Rozdział 4

189 19 9
                                    

Gilbert Blythe

Gdy dziewczyna usnęła, postanowiłem zająć sobie czas lekturą. Podszedłem do ogromnego regału, którego każda półka była wypełniona po brzegi książkami. Moją uwagę przykuła szmaragdowa okłada z ręcznie namalowanymi, żółtymi motylami. Nie było na niej nic napisane, więc otworzyłem ją na stornie zaznaczonej zieloną wstążką. Wszystko napisane było ręcznie, tak dobrze znanym mi charakterem pisma, jednak z każdym wersem stawał się bardziej chaotyczny. Po przeczytaniu pierwszej linijki zrozumiałem, że jest, to jej pamiętnik. Nie powinienem go oglądać, a co dopiero czytać lecz ciekawość przewyższyła jakiekolwiek zasady.

,,Drogi pamiętniku,

nie wiem co mam zrobić. Minęło już tyle dni, a ja dalej czuję jakby, to wszystko zdarzyło się zaledwie wczoraj. Wiem ile mój smutek tworzy cierpienia w sercach moich najbliższych, więc od tygodnia udaję, że wszystko jest już w porządku, ale to nieprawda. Czuję jakby razem z porwaniem zniknęła cząstka mnie, która podtrzymywała wszystko we mnie razem. Czuję jakbym miała zaraz rozlecieć się na kawałki, jak porcelanowa lalka."

Słowa napisane przez rudowłosą z każdą następną linijką wprawiały mnie w coraz większe osłupienie. Ja... Ja wiedziałem, że Ania cierpi, ale nie sądziłem, że jest z nią, aż tak źle.

,,Ludzie często gubią się własnych sprawach i problemach. Pędząc przez życie zapominają , że można cieszyć się z małych rzeczy. Zapominają o swoim szczęściu na rzecz dążenia do nierealnie wysokich celów. Gubią się w szarym tłumie, z którego próbują lecz nie potrafią się wybić. Nie doceniają już śpiewu ptaków siedzących na gałęzi za oknem, kwiatów rosnących na łące nieopodal. Nie doceniają pojedynczych liści drzew, które zapewniają chłód w upalne dni. Kiedyś miałam to szczęście zauważać i cieszyć się tymi drobnymi lecz pięknymi szczegółami życia. Natomiast teraz wszystko straciło kolory, wszystko stało się szare.
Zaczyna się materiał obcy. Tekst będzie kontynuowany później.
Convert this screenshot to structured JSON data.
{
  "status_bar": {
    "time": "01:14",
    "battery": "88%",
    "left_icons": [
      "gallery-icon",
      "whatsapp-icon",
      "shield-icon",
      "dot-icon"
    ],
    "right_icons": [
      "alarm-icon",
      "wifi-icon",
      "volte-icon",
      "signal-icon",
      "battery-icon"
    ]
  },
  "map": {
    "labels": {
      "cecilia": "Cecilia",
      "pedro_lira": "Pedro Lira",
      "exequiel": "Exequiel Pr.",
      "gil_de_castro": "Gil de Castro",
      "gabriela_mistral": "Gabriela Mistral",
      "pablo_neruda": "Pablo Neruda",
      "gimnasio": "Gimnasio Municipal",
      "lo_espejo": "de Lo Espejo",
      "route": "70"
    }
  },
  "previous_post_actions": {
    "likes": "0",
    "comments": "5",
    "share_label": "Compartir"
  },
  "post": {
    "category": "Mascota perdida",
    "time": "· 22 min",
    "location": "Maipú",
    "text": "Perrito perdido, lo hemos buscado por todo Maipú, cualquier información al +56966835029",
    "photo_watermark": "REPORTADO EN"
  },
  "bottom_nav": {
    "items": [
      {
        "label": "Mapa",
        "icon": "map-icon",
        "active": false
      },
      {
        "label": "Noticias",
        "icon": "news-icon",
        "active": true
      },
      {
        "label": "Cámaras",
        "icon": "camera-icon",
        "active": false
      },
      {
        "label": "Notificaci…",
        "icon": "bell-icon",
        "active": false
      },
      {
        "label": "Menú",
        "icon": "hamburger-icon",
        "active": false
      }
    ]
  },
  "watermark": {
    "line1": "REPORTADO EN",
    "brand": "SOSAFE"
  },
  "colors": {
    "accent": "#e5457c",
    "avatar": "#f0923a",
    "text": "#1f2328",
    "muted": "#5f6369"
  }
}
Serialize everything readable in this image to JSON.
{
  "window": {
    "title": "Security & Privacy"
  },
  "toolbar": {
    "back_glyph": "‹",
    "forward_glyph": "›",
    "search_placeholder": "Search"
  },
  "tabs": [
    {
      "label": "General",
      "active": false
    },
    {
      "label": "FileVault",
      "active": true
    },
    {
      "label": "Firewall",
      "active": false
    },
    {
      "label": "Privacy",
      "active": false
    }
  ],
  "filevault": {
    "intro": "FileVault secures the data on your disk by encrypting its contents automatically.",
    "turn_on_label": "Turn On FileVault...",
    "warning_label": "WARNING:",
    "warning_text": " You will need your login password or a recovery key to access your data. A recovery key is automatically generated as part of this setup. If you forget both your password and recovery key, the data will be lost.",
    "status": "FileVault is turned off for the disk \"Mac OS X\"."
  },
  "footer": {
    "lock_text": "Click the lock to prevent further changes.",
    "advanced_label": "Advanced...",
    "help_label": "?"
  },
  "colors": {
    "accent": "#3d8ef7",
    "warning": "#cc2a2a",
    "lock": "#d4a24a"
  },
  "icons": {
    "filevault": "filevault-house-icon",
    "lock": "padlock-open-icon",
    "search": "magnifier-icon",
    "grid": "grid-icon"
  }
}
Chociaż w moich smutnych chwilach zawsze pojawia się brązowowłosy promyk światła, nie mam już siły codziennie wstawać i sztucznie się uśmiechać. Czasami myślę, że najlepiej byłoby, to wszystko zakończyć, pójść spać i już się nie obudzić, ale wtedy przypominam sobie, że nie potrafię spokojnie zamknąć oczu. Gdy próbuję spać moje serce i umysł przyćmiewa lęk, więc jak mogłabym zasnąć na wieczność?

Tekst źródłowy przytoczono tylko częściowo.